リファインバースグループは「廃棄物を資源へと循環させる」という社会的意義の大きいビジネスモデルを持ち、環境対応やESG投資の観点から今後の成長余地は確かに魅力的です。直近では黒字回復を果たし、財務基盤の改善傾向も見え始めています。しかし、長期配当を目的とする投資家にとっては現時点での投資妙味は限定的です。

第一に、同社は創業以来無配を継続しており、現時点で配当実施の予定も明確には示されていません。利益をすべて内部留保や成長投資に充てており、株主への現金還元は「将来的に状況を見て検討」とされています。つまり、配当収入を投資の柱に据える個人投資家にとっては、現段階では配当によるリターンが期待できない状況です。

第二に、財務基盤がまだ脆弱である点も考慮すべきです。自己資本比率は約6%と依然として低く、安定配当を実現するにはさらなる内部留保の積み増しが必要です。

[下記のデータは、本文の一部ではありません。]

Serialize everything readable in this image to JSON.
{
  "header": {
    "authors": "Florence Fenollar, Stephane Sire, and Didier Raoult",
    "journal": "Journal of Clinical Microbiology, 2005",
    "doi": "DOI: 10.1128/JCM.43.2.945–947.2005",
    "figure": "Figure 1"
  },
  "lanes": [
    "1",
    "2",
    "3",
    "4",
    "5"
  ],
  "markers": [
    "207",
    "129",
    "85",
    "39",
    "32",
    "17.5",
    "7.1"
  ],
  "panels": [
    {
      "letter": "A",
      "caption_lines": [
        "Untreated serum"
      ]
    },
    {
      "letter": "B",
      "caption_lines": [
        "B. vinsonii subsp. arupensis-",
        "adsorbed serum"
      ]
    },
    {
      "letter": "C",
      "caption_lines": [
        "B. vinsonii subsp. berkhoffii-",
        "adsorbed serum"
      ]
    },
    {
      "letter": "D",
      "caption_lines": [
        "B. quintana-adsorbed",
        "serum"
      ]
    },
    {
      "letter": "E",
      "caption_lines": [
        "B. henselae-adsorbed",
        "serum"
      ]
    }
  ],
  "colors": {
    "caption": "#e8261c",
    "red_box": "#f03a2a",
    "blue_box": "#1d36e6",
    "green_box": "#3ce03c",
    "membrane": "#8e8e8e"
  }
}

業種平均の自己資本比率(約6.7%)と比較すると大差はないように見えますが、大手企業や安定配当を行っている日本株に比べると資本の厚みが不足しています。長期配当を継続的に出すためには最低でも自己資本比率が10〜20%程度に安定する必要があるでしょう。

第三に、日本株全体との比較において、同社は「配当株」としてはまだ立ち位置が確立していません。たとえば、三菱商事やNTTといった高配当株は配当性向40%以上を維持しつつ長期的に増配しており、個人投資家からの支持も厚いです。銀行株や電力株も高配当利回りが見込める一方、リファインバースは配当ゼロであるため、配当狙い投資家にとっての投資対象としては明らかに劣後します。

一方で、ポジティブな要素としては、同社の事業が「循環型社会」「脱炭素」といった成長トレンドに合致しており、将来的には安定収益と配当余力を確立できる可能性がある点です。また、報告書において「将来的に配当を行う場合は中間・期末の年2回を想定している」と明記されており、配当政策の枠組みは既に整備されている点は注目できます。したがって、数年先に初配当が実現する可能性はあります。

結論として、リファインバースグループは「将来の配当株候補」として注目する価値はあるものの、現時点では長期配当目的の投資家にとって優先度は低いと言わざるを得ません。日本株の中には既に高配当・増配を実施している銘柄が多数存在するため、それらと比較すれば「★2つ」の評価が妥当です。今後の財務安定化と初配当のタイミングが訪れれば、レーティングは★3以上へと引き上げられる可能性があります。